Victoria’s Secret volta pagina. L’iconico e controverso marchio di lingerie statunitense, recentemente separatosi da L Brands, dice addio ai suoi ‘angeli’, l’olimpo delle top model dalla bellezza inarrivabile che ha contribuito a plasmare l’immaginario sul corpo femminile per oltre vent’anni. L’esordio risale al 1995, quando le massime rappresentanti delle passerelle nineties Tyra Banks, Naomi Campbell, Helena Christensen, Karen Mulder e Stephanie Seymour sfilarono all’Hotel Plaza, a New York, dando il via a uno spettacolo che acquistò velocemente una risonanza planetaria e già nel 1999 fu persino pubblicizzato al Super Bowl. L’evento si è trasformato in un appuntamento annuale tra i più attesi della cultura di massa, vissuto dal pubblico con fascinazione e insieme frustrazione per l’avvenenza quasi soprannaturale che portava in scena e celebrava.
Ora quello show non esiste più e al posto delle sue veneri alate, ammantate di strass e piume, compaiono sette donne famose che brillano innanzitutto per i propri successi, scelte per comporre il VS Collective: Megan Rapinoe, la calciatrice dai capelli rosa e attivista per la parità di genere, Eileen Gu, sciatrice freestyle cinese americana di soli 17 anni e prossima alle Olimpiadi, la modella svizzero-americana e sostenitrice dell’inclusività Paloma Elsesser e Priyanka Chopra Jonas, attrice e cantante indiana.

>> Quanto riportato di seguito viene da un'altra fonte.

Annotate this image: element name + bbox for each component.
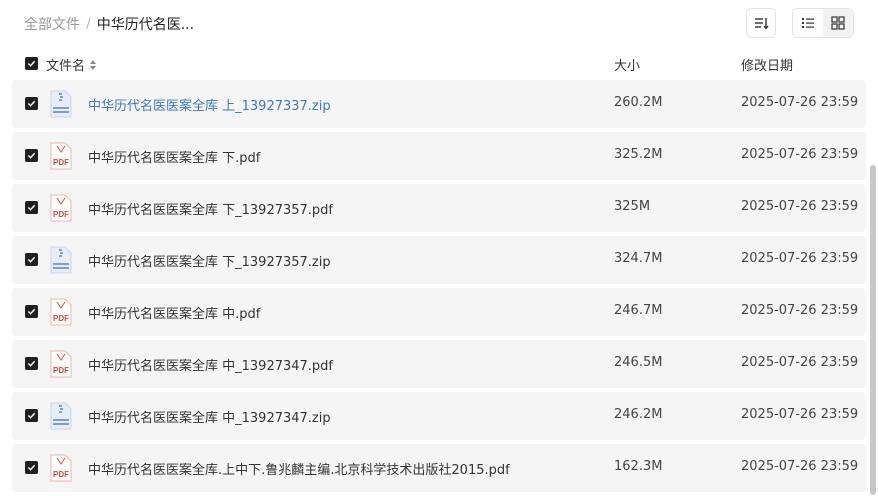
row-checkbox[interactable] — [25, 97, 38, 110]
pdf-icon-label: PDF — [53, 314, 69, 323]
list-view-button[interactable] — [793, 9, 823, 37]
check-icon — [27, 308, 36, 315]
zip-file-icon — [50, 246, 72, 274]
breadcrumb-separator: / — [86, 16, 91, 32]
check-icon — [27, 360, 36, 367]
pdf-icon-label: PDF — [53, 158, 69, 167]
pdf-icon-label: PDF — [53, 470, 69, 479]
file-name[interactable]: 中华历代名医医案全库.上中下.鲁兆麟主编.北京科学技术出版社2015.pdf — [88, 459, 510, 478]
grid-view-button[interactable] — [823, 9, 853, 37]
file-size: 246.7M — [614, 303, 663, 318]
view-toggle — [792, 8, 854, 38]
pdf-file-icon: PDF — [50, 298, 72, 326]
file-modified: 2025-07-26 23:59 — [741, 407, 859, 422]
scrollbar-thumb[interactable] — [870, 165, 876, 495]
file-modified: 2025-07-26 23:59 — [741, 199, 859, 214]
file-row[interactable]: PDF 中华历代名医医案全库 中.pdf 246.7M 2025-07-26 2… — [12, 288, 866, 336]
check-icon — [27, 412, 36, 419]
file-row[interactable]: 中华历代名医医案全库 下_13927357.zip 324.7M 2025-07… — [12, 236, 866, 284]
file-size: 246.2M — [614, 407, 663, 422]
pdf-file-icon: PDF — [50, 194, 72, 222]
check-icon — [27, 204, 36, 211]
file-name[interactable]: 中华历代名医医案全库 下.pdf — [88, 147, 260, 166]
file-modified: 2025-07-26 23:59 — [741, 303, 859, 318]
select-all-checkbox[interactable] — [25, 57, 38, 70]
file-modified: 2025-07-26 23:59 — [741, 147, 859, 162]
file-name[interactable]: 中华历代名医医案全库 上_13927337.zip — [88, 95, 331, 114]
file-list: 中华历代名医医案全库 上_13927337.zip 260.2M 2025-07… — [12, 80, 866, 496]
file-row[interactable]: 中华历代名医医案全库 上_13927337.zip 260.2M 2025-07… — [12, 80, 866, 128]
file-modified: 2025-07-26 23:59 — [741, 95, 859, 110]
file-row[interactable]: 中华历代名医医案全库 中_13927347.zip 246.2M 2025-07… — [12, 392, 866, 440]
sort-button[interactable] — [746, 8, 776, 38]
check-icon — [27, 152, 36, 159]
grid-icon — [831, 16, 845, 30]
name-column-header[interactable]: 文件名 — [46, 55, 97, 74]
check-icon — [27, 60, 36, 67]
pdf-file-icon: PDF — [50, 454, 72, 482]
check-icon — [27, 100, 36, 107]
sort-toggle-icon[interactable] — [89, 59, 97, 71]
file-modified: 2025-07-26 23:59 — [741, 459, 859, 474]
row-checkbox[interactable] — [25, 409, 38, 422]
name-column-label: 文件名 — [46, 59, 86, 74]
size-column-header[interactable]: 大小 — [614, 55, 640, 74]
row-checkbox[interactable] — [25, 305, 38, 318]
file-row[interactable]: PDF 中华历代名医医案全库 中_13927347.pdf 246.5M 202… — [12, 340, 866, 388]
file-row[interactable]: PDF 中华历代名医医案全库.上中下.鲁兆麟主编.北京科学技术出版社2015.p… — [12, 444, 866, 492]
zip-file-icon — [50, 402, 72, 430]
file-size: 260.2M — [614, 95, 663, 110]
breadcrumb-current: 中华历代名医... — [96, 17, 195, 33]
toolbar — [746, 8, 854, 38]
breadcrumb-root[interactable]: 全部文件 — [24, 14, 80, 34]
check-icon — [27, 464, 36, 471]
file-name[interactable]: 中华历代名医医案全库 中_13927347.zip — [88, 407, 331, 426]
file-size: 324.7M — [614, 251, 663, 266]
modified-column-header[interactable]: 修改日期 — [741, 55, 793, 74]
file-modified: 2025-07-26 23:59 — [741, 355, 859, 370]
file-name[interactable]: 中华历代名医医案全库 下_13927357.pdf — [88, 199, 333, 218]
breadcrumb: 全部文件 / 中华历代名医... — [24, 14, 194, 34]
list-icon — [802, 18, 814, 28]
file-name[interactable]: 中华历代名医医案全库 下_13927357.zip — [88, 251, 331, 270]
file-size: 246.5M — [614, 355, 663, 370]
pdf-file-icon: PDF — [50, 142, 72, 170]
file-row[interactable]: PDF 中华历代名医医案全库 下_13927357.pdf 325M 2025-… — [12, 184, 866, 232]
row-checkbox[interactable] — [25, 149, 38, 162]
check-icon — [27, 256, 36, 263]
sort-icon — [755, 18, 769, 30]
pdf-icon-label: PDF — [53, 366, 69, 375]
file-modified: 2025-07-26 23:59 — [741, 251, 859, 266]
row-checkbox[interactable] — [25, 357, 38, 370]
table-header: 文件名 大小 修改日期 — [0, 52, 866, 76]
file-size: 325.2M — [614, 147, 663, 162]
pdf-file-icon: PDF — [50, 350, 72, 378]
row-checkbox[interactable] — [25, 461, 38, 474]
file-size: 325M — [614, 199, 651, 214]
pdf-icon-label: PDF — [53, 210, 69, 219]
zip-file-icon — [50, 90, 72, 118]
file-name[interactable]: 中华历代名医医案全库 中.pdf — [88, 303, 260, 322]
file-size: 162.3M — [614, 459, 663, 474]
file-row[interactable]: PDF 中华历代名医医案全库 下.pdf 325.2M 2025-07-26 2… — [12, 132, 866, 180]
row-checkbox[interactable] — [25, 253, 38, 266]
row-checkbox[interactable] — [25, 201, 38, 214]
file-name[interactable]: 中华历代名医医案全库 中_13927347.pdf — [88, 355, 333, 374]
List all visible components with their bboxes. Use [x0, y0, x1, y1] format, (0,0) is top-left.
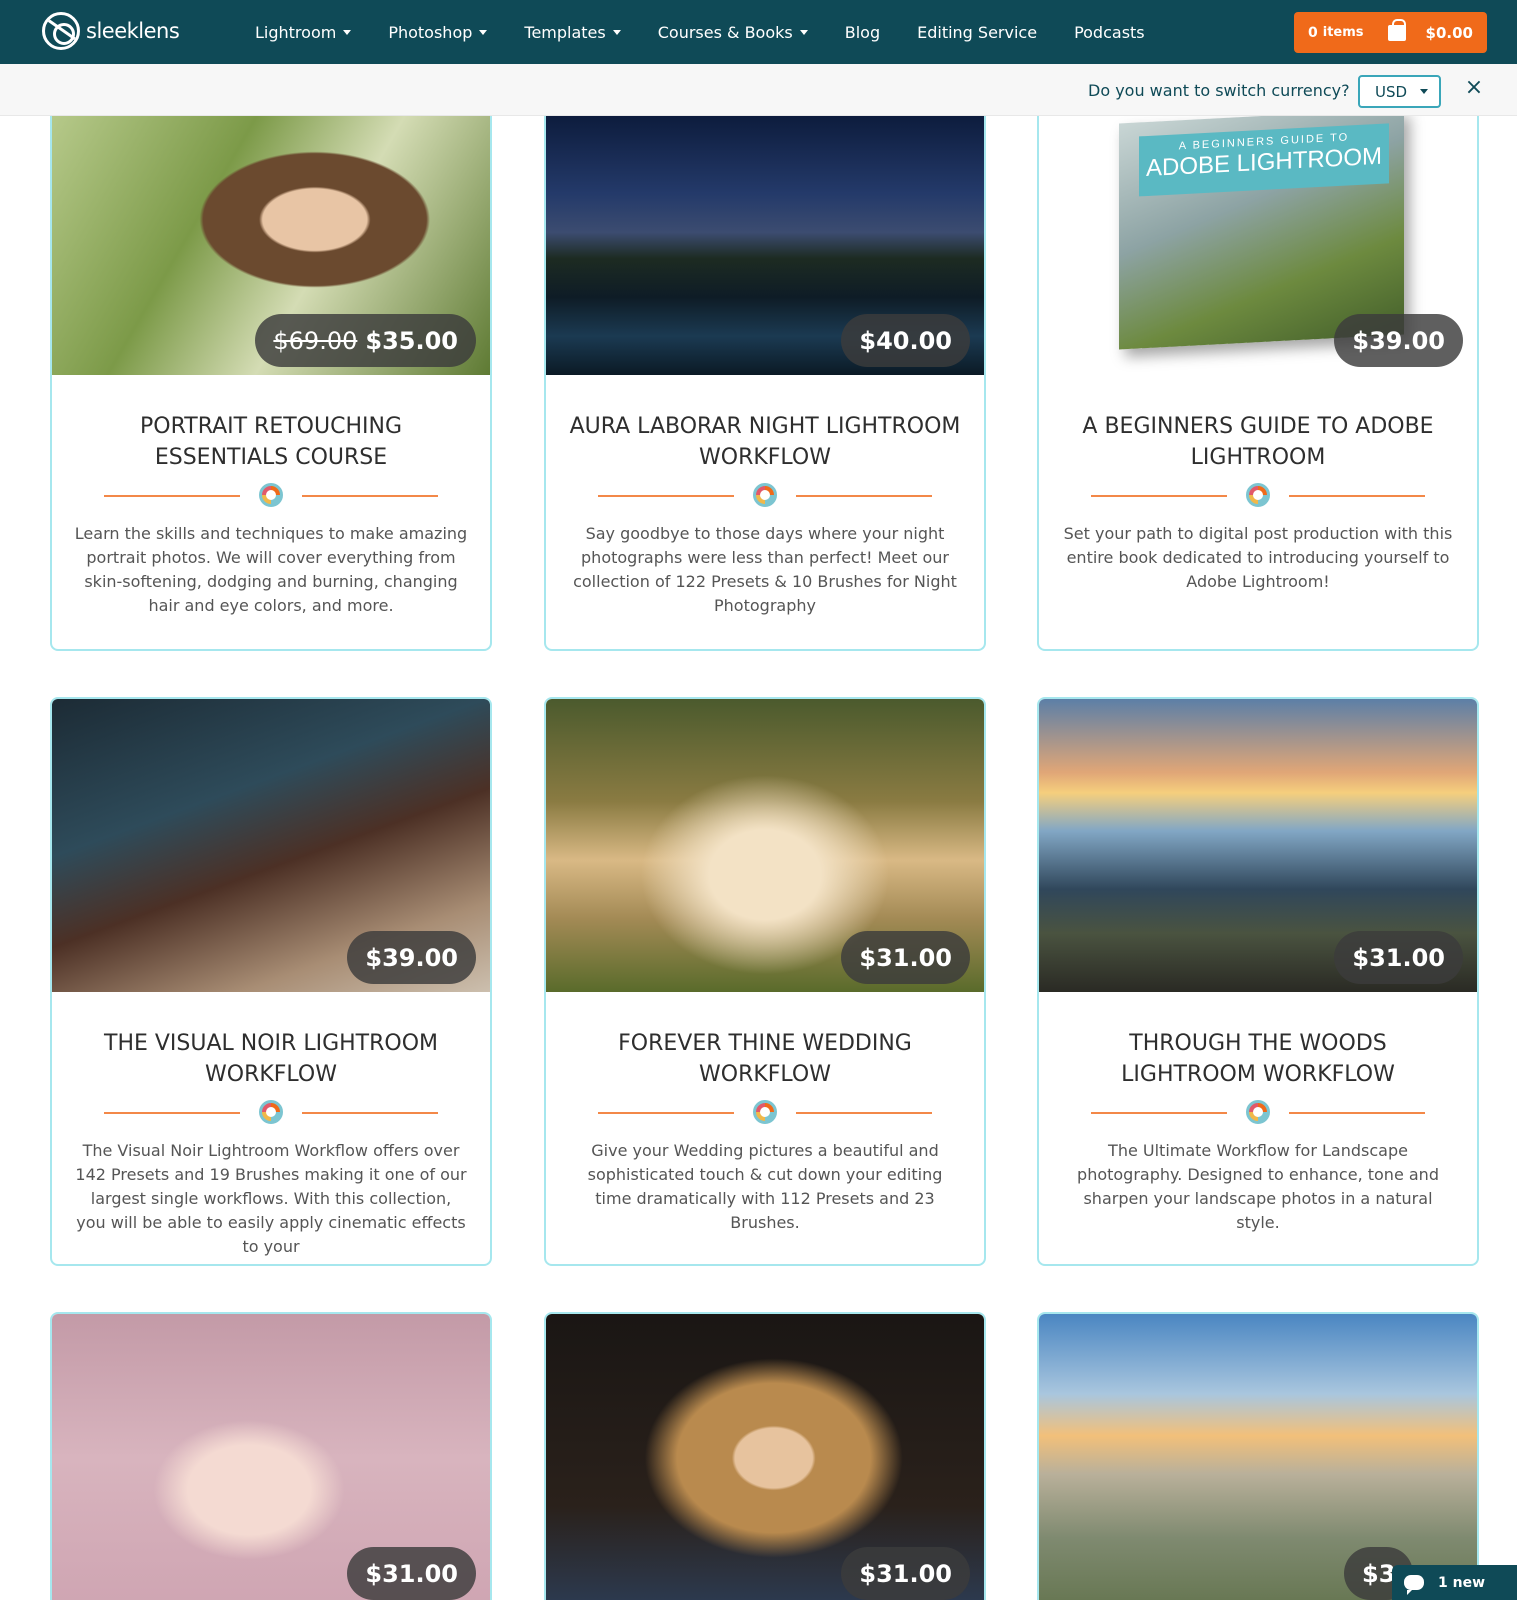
sale-price: $3: [1362, 1559, 1396, 1588]
price-badge: $39.00: [1334, 314, 1463, 367]
aperture-icon: [259, 1100, 283, 1124]
product-description: The Visual Noir Lightroom Workflow offer…: [75, 1141, 467, 1256]
chevron-down-icon: [343, 29, 352, 35]
currency-select[interactable]: USD: [1358, 75, 1441, 108]
title-divider: [1091, 483, 1425, 509]
product-title[interactable]: FOREVER THINE WEDDING WORKFLOW: [566, 1028, 964, 1090]
product-image[interactable]: [1039, 1314, 1477, 1600]
chevron-down-icon: [1420, 89, 1428, 94]
aperture-icon: [753, 483, 777, 507]
aperture-icon: [1246, 1100, 1270, 1124]
aperture-icon: [1246, 483, 1270, 507]
nav-courses-books[interactable]: Courses & Books: [658, 23, 808, 42]
cart-items-label: items: [1322, 25, 1364, 40]
product-card[interactable]: $69.00 $35.00 PORTRAIT RETOUCHING ESSENT…: [50, 116, 492, 651]
product-description: The Ultimate Workflow for Landscape phot…: [1077, 1141, 1439, 1232]
product-title[interactable]: PORTRAIT RETOUCHING ESSENTIALS COURSE: [72, 411, 470, 473]
price-badge: $31.00: [1334, 931, 1463, 984]
product-card[interactable]: $31.00: [544, 1312, 986, 1600]
aperture-icon: [259, 483, 283, 507]
nav-podcasts[interactable]: Podcasts: [1074, 23, 1145, 42]
nav-blog[interactable]: Blog: [845, 23, 880, 42]
title-divider: [104, 1100, 438, 1126]
product-title[interactable]: THE VISUAL NOIR LIGHTROOM WORKFLOW: [72, 1028, 470, 1090]
price-badge: $69.00 $35.00: [255, 314, 476, 367]
sleeklens-logo[interactable]: sleeklens: [42, 12, 180, 50]
currency-question: Do you want to switch currency?: [1088, 81, 1350, 100]
logo-text: sleeklens: [86, 19, 180, 43]
currency-switch-bar: Do you want to switch currency? USD ×: [0, 64, 1517, 116]
original-price: $69.00: [273, 326, 358, 355]
product-card[interactable]: $40.00 AURA LABORAR NIGHT LIGHTROOM WORK…: [544, 116, 986, 651]
price-badge: $31.00: [841, 931, 970, 984]
product-card[interactable]: A BEGINNERS GUIDE TO ADOBE LIGHTROOM $39…: [1037, 116, 1479, 651]
sale-price: $39.00: [1352, 326, 1445, 355]
product-description: Set your path to digital post production…: [1063, 524, 1453, 591]
product-card[interactable]: $3: [1037, 1312, 1479, 1600]
product-description: Say goodbye to those days where your nig…: [573, 524, 957, 615]
sale-price: $31.00: [859, 943, 952, 972]
shopping-bag-icon: [1387, 18, 1406, 41]
price-badge: $31.00: [347, 1547, 476, 1600]
price-badge: $39.00: [347, 931, 476, 984]
product-card[interactable]: $31.00 FOREVER THINE WEDDING WORKFLOW Gi…: [544, 697, 986, 1266]
title-divider: [1091, 1100, 1425, 1126]
chat-label: 1 new: [1438, 1574, 1486, 1591]
cart-total: $0.00: [1425, 23, 1473, 42]
sale-price: $40.00: [859, 326, 952, 355]
aperture-icon: [753, 1100, 777, 1124]
title-divider: [104, 483, 438, 509]
sale-price: $35.00: [365, 326, 458, 355]
currency-selected-value: USD: [1375, 82, 1408, 101]
product-card[interactable]: $31.00: [50, 1312, 492, 1600]
cart-button[interactable]: 0 items $0.00: [1294, 12, 1487, 53]
top-navigation-bar: sleeklens Lightroom Photoshop Templates …: [0, 0, 1517, 64]
price-badge: $31.00: [841, 1547, 970, 1600]
chat-bubble-icon: [1404, 1575, 1424, 1595]
cart-count: 0: [1308, 24, 1318, 41]
product-title[interactable]: A BEGINNERS GUIDE TO ADOBE LIGHTROOM: [1059, 411, 1457, 473]
sale-price: $31.00: [365, 1559, 458, 1588]
book-cover-title: A BEGINNERS GUIDE TO ADOBE LIGHTROOM: [1139, 123, 1389, 197]
sale-price: $31.00: [1352, 943, 1445, 972]
nav-templates[interactable]: Templates: [524, 23, 621, 42]
sale-price: $39.00: [365, 943, 458, 972]
product-description: Learn the skills and techniques to make …: [74, 524, 468, 615]
nav-photoshop[interactable]: Photoshop: [388, 23, 488, 42]
nav-lightroom[interactable]: Lightroom: [255, 23, 352, 42]
chevron-down-icon: [612, 29, 621, 35]
product-title[interactable]: AURA LABORAR NIGHT LIGHTROOM WORKFLOW: [566, 411, 964, 473]
chevron-down-icon: [479, 29, 488, 35]
product-title[interactable]: THROUGH THE WOODS LIGHTROOM WORKFLOW: [1059, 1028, 1457, 1090]
main-nav: Lightroom Photoshop Templates Courses & …: [255, 0, 1182, 64]
nav-editing-service[interactable]: Editing Service: [917, 23, 1037, 42]
chevron-down-icon: [799, 29, 808, 35]
product-card[interactable]: $31.00 THROUGH THE WOODS LIGHTROOM WORKF…: [1037, 697, 1479, 1266]
sale-price: $31.00: [859, 1559, 952, 1588]
close-icon[interactable]: ×: [1463, 77, 1485, 99]
price-badge: $40.00: [841, 314, 970, 367]
chat-widget[interactable]: 1 new: [1392, 1565, 1517, 1600]
product-description: Give your Wedding pictures a beautiful a…: [587, 1141, 943, 1232]
product-card[interactable]: $39.00 THE VISUAL NOIR LIGHTROOM WORKFLO…: [50, 697, 492, 1266]
aperture-icon: [42, 12, 80, 50]
title-divider: [598, 1100, 932, 1126]
title-divider: [598, 483, 932, 509]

Saranno loro gli avamposti di quello che si prospetta il tentativo di rebranding più audace e radicale degli ultimi anni, uno sforzo che ambisce non soltanto a cambiare la percezione popolare di un marchio così iconico, ma a ridefinire il concetto di sensualità che da sempre rappresenta e veicola. Un restyling ideologico oltre che estetico, dunque, che si sforza di seguire il vento della contemporaneità, adattandosi ai suoi nuovi modelli e canoni. E che denota, oltre che un cambio di sensibilità, soprattutto una necessità urgente: la moda esclusiva non fa più presa, come testimoniava il tracollo degli ascolti dell’annuale fashion show, e l’inclusività si prospetta come l’unica via per restare a galla.
Se prima le istanze femministe del movimento body positive erano ancora considerabili una nicchia, per quanto militante, ora la questione della rappresentazione del corpo è diventata mainstream e anche le aziende sono chiamate a rispondere delle proprie scelte sul tema. Le prime avvisaglie della crescente inadeguatezza ai tempi del Victoria’s Secret Fashion Show erano già emerse nel 2019, quando una sferzante ondata di critiche ricevuta in merito alla taglia delle modelle, tutte con l’ambita 34, aveva spinto il brand di lingerie a cancellare lo show programmato per novembre. “Quando il mondo stava cambiando, eravamo troppo lenti per rispondere”, ha dichiarato il CEO Martin Waters al New York Times. “Dovevamo smettere di pensare a ciò che vogliono gli uomini e di occuparci di ciò che vogliono le donne”. Un cambio di paradigma che arriva dopo qualche timido tentativo sulla strada dell’inclusività, rivelatosi insufficiente senza l’apporto di un mutamento strutturale.
Un mutamento che sta coinvolgendo il marchio nella sua interezza, dall’offerta proposta al design dei negozi fino al management, e di cui l’addio agli ‘angeli’ non è che un epifenomeno, seppur vistoso. A seguire questo cambio di rotta ci sono circa 5 miliardi di vendite annuali, 32 mila posti di lavoro e una rete globale di vendita al dettaglio che conta circa 1.400 store, in attesa di cavalcare questo inevitabile riallineamento con la sensibilità del presente.